What your children are really asking for is you
What all children really want is your presence. You are the one they want. Not the juice, or the toy, or the TV. Those are just the only ways little ones know how to get our attention; and any little bit of attention —- even distracted and irritated attention —- satisfies their need.
However, the more distracted and irritated attention we give our children, the less our children are satisfied, and the more they will come back and ask of us.
They want the real deal. They want our full presence. They don’t want just the glass of juice. They want us to see them, and their needs, and to receive the message from us: “I see you. I love you. And, I will take care of you.” It’s not about the juice. It’s about you.
Give your child what they really need: Your presence
By the third week of quarantine, I gave up trying to be everything for my children —- their teacher, their friend, their playmate —- and focused on being what they most needed: To be their parent, first and foremost.
Having children means you don’t just get your own current to paddle in each day, but rather, you are merging your current with another.

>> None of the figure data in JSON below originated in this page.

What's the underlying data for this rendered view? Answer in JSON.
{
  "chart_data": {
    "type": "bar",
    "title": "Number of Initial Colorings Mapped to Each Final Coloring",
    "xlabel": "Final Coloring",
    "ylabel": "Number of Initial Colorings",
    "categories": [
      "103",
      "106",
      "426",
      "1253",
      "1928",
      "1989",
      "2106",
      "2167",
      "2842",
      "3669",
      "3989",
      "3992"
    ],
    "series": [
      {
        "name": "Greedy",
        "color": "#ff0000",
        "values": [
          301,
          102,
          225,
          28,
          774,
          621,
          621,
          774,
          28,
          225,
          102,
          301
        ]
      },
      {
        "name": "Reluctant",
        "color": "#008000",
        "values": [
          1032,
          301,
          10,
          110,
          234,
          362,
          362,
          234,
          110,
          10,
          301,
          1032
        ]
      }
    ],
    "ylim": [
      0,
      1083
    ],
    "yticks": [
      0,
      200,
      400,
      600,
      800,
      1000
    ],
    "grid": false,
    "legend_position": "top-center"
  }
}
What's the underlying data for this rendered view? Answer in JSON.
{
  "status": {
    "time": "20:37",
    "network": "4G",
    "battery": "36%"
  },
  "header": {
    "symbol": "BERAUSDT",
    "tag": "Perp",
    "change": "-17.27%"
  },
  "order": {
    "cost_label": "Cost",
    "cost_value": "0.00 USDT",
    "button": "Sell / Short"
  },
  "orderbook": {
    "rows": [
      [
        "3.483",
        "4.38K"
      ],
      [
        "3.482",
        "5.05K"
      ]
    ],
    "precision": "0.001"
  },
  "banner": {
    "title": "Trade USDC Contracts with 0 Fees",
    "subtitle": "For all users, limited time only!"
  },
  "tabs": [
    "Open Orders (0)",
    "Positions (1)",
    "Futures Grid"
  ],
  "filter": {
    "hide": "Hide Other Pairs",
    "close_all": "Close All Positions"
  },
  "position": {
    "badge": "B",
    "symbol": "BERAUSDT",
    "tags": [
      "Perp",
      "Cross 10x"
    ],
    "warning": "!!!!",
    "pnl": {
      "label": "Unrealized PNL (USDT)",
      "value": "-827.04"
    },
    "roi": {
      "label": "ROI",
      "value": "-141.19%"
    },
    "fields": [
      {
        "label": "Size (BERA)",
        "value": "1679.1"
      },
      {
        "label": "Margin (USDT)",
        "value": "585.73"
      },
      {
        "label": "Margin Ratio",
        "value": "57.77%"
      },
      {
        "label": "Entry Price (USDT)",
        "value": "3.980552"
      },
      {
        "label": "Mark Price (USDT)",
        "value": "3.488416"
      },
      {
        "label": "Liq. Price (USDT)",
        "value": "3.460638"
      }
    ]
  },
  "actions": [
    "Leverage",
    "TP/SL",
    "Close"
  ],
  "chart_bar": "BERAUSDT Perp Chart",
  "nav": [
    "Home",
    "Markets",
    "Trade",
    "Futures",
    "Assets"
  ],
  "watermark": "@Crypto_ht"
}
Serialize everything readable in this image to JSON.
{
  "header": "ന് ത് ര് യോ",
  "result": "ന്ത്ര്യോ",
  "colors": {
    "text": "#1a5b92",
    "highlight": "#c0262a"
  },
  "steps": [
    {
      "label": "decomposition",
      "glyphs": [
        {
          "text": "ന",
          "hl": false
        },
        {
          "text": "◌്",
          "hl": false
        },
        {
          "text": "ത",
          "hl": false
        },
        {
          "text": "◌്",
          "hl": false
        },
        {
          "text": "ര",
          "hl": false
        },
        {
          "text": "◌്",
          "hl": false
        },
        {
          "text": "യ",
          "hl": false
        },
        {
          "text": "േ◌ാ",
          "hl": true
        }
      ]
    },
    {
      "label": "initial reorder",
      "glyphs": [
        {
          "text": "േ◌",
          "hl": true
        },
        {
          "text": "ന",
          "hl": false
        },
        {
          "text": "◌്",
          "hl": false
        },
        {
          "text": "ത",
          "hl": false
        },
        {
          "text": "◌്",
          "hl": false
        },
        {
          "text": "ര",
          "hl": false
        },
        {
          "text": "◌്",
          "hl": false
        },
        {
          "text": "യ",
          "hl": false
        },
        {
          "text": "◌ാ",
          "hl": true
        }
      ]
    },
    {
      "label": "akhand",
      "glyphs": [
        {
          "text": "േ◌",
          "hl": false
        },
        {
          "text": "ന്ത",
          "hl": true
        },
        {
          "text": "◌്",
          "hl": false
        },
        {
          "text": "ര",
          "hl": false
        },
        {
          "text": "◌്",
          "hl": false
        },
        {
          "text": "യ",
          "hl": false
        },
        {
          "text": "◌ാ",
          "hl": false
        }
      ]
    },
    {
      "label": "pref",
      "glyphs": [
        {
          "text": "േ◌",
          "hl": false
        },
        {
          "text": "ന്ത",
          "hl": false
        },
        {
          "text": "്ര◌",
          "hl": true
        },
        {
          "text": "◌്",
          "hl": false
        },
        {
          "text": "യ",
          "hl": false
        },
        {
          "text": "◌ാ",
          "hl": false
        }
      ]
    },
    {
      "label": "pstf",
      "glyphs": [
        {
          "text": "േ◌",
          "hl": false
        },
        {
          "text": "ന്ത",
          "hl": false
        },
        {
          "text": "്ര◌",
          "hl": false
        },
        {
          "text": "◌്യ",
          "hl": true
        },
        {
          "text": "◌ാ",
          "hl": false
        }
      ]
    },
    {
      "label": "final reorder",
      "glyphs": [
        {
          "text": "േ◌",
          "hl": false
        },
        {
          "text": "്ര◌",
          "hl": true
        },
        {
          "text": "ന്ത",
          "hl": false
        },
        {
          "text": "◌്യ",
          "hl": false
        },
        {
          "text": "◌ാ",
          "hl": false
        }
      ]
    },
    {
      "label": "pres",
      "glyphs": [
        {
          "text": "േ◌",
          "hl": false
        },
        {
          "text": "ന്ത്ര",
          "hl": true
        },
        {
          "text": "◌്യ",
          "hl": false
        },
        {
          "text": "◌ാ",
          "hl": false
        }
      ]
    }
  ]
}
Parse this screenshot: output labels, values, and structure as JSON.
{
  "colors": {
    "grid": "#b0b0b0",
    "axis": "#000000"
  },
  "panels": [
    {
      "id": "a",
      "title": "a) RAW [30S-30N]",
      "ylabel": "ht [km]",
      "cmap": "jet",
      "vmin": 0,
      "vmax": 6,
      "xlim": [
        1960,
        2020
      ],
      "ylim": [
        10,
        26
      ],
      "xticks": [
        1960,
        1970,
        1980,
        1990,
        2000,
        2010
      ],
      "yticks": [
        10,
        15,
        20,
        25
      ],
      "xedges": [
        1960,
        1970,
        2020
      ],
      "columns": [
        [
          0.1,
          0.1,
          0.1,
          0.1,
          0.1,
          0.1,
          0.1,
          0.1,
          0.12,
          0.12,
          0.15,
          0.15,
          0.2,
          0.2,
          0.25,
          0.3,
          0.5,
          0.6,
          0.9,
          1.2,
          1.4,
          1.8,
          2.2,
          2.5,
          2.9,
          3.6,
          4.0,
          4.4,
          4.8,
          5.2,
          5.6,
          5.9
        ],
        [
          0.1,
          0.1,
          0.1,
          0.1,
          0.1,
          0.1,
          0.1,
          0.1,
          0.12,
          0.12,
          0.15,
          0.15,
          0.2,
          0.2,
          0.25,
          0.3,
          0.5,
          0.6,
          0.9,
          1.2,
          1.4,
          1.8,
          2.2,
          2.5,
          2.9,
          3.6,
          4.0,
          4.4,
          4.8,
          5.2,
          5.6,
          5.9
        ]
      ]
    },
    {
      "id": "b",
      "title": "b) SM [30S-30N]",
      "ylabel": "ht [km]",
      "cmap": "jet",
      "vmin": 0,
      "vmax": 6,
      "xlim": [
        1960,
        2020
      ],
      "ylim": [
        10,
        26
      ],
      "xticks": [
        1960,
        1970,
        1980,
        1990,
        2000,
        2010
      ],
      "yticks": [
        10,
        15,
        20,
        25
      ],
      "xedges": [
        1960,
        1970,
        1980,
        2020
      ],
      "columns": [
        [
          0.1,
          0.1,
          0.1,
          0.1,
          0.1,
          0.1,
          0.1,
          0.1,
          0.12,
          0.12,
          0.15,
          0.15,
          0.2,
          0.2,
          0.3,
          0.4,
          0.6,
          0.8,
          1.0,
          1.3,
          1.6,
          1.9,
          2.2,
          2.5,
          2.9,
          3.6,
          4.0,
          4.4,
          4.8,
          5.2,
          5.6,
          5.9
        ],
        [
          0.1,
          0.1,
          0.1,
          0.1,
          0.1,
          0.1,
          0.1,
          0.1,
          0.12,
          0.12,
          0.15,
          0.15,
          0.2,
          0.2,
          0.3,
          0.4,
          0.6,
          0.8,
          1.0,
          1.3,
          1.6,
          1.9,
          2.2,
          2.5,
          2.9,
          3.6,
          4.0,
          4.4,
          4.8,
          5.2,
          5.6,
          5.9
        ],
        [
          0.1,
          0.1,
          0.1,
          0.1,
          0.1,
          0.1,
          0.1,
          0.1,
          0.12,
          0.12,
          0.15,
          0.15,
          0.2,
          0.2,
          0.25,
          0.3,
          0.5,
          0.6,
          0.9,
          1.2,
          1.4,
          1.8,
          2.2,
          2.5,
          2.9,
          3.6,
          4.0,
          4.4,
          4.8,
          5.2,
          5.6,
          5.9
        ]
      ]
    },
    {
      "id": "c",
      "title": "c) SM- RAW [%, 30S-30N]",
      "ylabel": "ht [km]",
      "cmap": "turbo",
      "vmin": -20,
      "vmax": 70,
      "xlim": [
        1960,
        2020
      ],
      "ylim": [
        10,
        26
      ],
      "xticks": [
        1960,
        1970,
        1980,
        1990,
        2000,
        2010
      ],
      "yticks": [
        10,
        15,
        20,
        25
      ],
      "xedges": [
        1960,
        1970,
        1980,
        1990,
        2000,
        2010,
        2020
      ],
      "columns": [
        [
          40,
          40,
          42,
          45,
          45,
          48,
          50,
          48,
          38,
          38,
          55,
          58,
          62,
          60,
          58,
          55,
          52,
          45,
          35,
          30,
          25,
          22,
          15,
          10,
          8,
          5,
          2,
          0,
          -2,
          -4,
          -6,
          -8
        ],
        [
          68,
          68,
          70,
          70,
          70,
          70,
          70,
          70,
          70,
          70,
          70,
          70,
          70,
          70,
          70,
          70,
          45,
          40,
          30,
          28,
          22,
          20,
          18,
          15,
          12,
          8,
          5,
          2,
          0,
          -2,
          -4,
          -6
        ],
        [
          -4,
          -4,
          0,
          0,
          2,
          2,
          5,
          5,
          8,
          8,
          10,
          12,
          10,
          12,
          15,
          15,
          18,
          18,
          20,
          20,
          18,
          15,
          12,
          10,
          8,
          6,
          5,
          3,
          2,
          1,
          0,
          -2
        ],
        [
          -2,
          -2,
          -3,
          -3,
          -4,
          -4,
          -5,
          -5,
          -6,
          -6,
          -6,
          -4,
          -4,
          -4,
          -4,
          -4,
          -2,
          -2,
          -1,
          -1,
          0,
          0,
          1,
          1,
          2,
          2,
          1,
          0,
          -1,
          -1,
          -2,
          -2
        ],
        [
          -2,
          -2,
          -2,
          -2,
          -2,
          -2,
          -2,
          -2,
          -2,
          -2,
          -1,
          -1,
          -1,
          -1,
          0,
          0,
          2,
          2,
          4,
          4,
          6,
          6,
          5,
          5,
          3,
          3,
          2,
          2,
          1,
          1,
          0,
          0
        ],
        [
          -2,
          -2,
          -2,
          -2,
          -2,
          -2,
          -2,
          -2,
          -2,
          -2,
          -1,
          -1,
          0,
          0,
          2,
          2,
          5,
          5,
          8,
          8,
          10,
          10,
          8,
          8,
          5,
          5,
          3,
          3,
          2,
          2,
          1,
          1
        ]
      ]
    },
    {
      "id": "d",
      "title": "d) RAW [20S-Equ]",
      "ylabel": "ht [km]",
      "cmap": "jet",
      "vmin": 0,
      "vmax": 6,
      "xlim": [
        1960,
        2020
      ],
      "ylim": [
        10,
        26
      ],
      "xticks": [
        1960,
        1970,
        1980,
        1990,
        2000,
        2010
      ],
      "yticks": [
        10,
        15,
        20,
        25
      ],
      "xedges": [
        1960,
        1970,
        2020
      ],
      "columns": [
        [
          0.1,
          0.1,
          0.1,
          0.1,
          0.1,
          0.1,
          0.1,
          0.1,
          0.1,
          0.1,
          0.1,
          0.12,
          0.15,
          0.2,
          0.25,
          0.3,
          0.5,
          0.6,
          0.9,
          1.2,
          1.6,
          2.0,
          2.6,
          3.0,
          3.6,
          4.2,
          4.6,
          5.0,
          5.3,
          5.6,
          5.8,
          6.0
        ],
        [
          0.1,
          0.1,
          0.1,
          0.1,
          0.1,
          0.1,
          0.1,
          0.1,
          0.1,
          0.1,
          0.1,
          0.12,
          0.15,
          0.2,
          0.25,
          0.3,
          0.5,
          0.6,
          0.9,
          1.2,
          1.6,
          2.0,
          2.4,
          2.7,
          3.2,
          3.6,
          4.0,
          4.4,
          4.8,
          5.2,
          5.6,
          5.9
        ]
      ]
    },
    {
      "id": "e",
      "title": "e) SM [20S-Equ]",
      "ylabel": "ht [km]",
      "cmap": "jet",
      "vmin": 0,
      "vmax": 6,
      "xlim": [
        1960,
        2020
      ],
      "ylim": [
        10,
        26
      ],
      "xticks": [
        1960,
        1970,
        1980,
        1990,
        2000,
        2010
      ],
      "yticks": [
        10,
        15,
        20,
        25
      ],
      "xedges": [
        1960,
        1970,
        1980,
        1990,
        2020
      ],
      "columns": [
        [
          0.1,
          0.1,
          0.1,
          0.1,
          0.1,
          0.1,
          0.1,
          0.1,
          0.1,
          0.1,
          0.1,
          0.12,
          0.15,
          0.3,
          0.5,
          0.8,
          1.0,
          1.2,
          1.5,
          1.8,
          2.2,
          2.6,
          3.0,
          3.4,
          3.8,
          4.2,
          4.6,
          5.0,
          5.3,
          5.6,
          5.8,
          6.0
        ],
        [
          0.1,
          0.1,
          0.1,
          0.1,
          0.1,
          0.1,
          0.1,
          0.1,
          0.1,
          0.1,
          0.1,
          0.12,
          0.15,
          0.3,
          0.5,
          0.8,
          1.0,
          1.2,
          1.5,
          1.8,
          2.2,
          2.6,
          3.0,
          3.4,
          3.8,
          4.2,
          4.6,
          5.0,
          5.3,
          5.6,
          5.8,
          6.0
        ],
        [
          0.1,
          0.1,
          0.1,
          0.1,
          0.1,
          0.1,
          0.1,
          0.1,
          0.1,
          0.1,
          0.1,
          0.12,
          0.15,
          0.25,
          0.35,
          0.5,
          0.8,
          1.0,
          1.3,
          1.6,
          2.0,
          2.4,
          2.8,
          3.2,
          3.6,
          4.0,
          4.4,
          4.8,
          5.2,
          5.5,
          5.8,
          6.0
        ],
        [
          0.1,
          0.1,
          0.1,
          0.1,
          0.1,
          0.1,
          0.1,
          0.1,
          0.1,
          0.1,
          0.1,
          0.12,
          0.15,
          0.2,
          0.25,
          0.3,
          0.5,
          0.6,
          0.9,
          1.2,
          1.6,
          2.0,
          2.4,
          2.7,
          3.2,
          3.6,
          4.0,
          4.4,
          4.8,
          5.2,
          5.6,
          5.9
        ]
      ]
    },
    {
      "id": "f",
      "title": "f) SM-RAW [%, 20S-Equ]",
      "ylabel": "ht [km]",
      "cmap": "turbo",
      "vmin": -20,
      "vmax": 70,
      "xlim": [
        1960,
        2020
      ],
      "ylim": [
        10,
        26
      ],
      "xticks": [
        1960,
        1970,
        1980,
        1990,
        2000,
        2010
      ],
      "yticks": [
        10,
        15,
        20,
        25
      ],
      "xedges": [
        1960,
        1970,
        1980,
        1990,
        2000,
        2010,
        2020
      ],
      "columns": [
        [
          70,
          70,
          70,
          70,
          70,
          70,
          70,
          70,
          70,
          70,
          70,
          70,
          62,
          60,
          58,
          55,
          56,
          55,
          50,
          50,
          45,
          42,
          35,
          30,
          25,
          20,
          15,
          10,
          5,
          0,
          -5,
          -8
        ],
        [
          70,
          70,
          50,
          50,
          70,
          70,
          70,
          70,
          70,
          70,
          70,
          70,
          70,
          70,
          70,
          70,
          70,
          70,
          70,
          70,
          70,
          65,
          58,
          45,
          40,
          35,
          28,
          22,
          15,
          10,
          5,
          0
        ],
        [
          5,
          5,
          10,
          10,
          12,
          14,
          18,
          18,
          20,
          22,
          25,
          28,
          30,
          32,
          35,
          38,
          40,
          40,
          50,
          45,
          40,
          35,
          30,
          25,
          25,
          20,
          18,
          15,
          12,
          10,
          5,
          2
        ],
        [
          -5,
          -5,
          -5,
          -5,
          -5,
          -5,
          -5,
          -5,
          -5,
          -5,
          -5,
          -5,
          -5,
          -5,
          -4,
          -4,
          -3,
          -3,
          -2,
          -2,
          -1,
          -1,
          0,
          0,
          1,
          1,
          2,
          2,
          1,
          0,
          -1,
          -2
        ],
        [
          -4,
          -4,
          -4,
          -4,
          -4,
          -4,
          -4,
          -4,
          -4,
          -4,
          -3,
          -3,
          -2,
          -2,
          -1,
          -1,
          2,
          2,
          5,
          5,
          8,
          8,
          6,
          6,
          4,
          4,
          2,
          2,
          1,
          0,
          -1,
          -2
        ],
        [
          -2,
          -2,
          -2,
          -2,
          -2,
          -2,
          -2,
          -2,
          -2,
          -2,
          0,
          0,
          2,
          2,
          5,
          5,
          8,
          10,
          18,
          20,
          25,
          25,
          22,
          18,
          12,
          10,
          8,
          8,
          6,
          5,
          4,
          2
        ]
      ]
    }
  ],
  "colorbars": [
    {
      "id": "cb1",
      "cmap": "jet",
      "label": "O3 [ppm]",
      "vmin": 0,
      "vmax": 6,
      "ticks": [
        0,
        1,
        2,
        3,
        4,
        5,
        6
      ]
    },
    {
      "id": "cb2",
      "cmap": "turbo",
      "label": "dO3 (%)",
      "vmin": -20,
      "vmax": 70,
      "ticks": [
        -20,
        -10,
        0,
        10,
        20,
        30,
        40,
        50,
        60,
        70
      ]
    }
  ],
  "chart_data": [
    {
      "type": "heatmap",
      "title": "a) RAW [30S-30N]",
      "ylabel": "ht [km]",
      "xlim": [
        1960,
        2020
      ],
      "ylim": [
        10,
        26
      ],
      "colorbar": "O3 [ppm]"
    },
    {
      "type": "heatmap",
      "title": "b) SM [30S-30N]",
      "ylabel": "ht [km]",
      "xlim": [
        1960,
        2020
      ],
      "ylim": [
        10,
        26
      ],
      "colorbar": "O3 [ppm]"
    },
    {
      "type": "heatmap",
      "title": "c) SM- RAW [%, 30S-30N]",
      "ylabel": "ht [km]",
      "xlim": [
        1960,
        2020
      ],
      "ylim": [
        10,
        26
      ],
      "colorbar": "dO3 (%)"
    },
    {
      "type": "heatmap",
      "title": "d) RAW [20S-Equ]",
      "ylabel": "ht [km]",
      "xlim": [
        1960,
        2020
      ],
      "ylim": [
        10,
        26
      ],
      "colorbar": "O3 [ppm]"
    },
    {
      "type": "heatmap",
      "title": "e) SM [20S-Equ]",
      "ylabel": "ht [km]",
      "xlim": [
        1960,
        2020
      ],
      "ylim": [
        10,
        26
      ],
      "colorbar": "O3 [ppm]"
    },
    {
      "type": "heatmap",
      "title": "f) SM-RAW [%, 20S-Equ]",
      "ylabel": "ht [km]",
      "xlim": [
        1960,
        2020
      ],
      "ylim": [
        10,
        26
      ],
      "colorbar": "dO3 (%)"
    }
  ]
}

Children don’ t actually need a lot from us, but what they do need is to know they are being seen, attended to, cared for, and loved completely.
When our children receive the gift of our full presence, they can wait. When they don’t know if they will ever get our full attention, they become anxious and impatient. Their anxiety makes them more needy and demanding of us because we have not reassured them that they are important and that they are a priority worth our complete, undivided, whole presence.
Plan some time to fill the bank
In my training at the Yale Child Study Center, we talked a lot about Dr. Alan Kazdin’s work in helping parents modify children’s behavior with positive behavioral reinforcement. While it’s important to affirm the behaviors we want to see in our children, as a parent, what I found even more important is the advice we gave based on attachment theory: Make time to be with your children completely, not matter how old they are.
So, experiment. Try to make sure that on most days you spend at least 15 or 20 minutes of undivided attention with your child (this can be broken up through-out the day too —- no rules!). Maybe that’s playing a game, going for a walk, throwing a ball. The key is you let your child decide and follow their lead. You are not trying to teach them how to read by reading a book, or how to be good at sports by throwing the ball. You are just giving them your undivided attention and being with them as they are and want to be.
Consider this time to be like putting money into the bank. This is the currency you can barter with later because it is actually filled with the jewels of your attention. This increases your child’s motivation to do what you ask because you tuned into what they most needed and gave it to them.
Being with the current is what we all need
I have found that giving our children what they most want —- the gift of us
—- doesn’t take a lot of time. But it does require the intentional practice of getting out of our own heads and giving our undivided attention to our children. I have found that when I give myself permission to follow my child’s request and allow myself to flow with their current for a bit —- for even just one to five minutes —- they are satiated for longer. I actually end up gaining more minutes back to focus on the tasks I need to complete.
So, if your child comes running in, wanting you to dance with them, experiment. Stop what you’re doing. Take a deep belly breath. Note how you are feeling, and check if those feelings can wait. Look deeply into your child’s eyes and smile and say to yourself, “Why not?” You might just find out that those five minutes of dancing will gain you 20 more minutes to do your work, and that those five minutes of dancing was actually what you needed, too.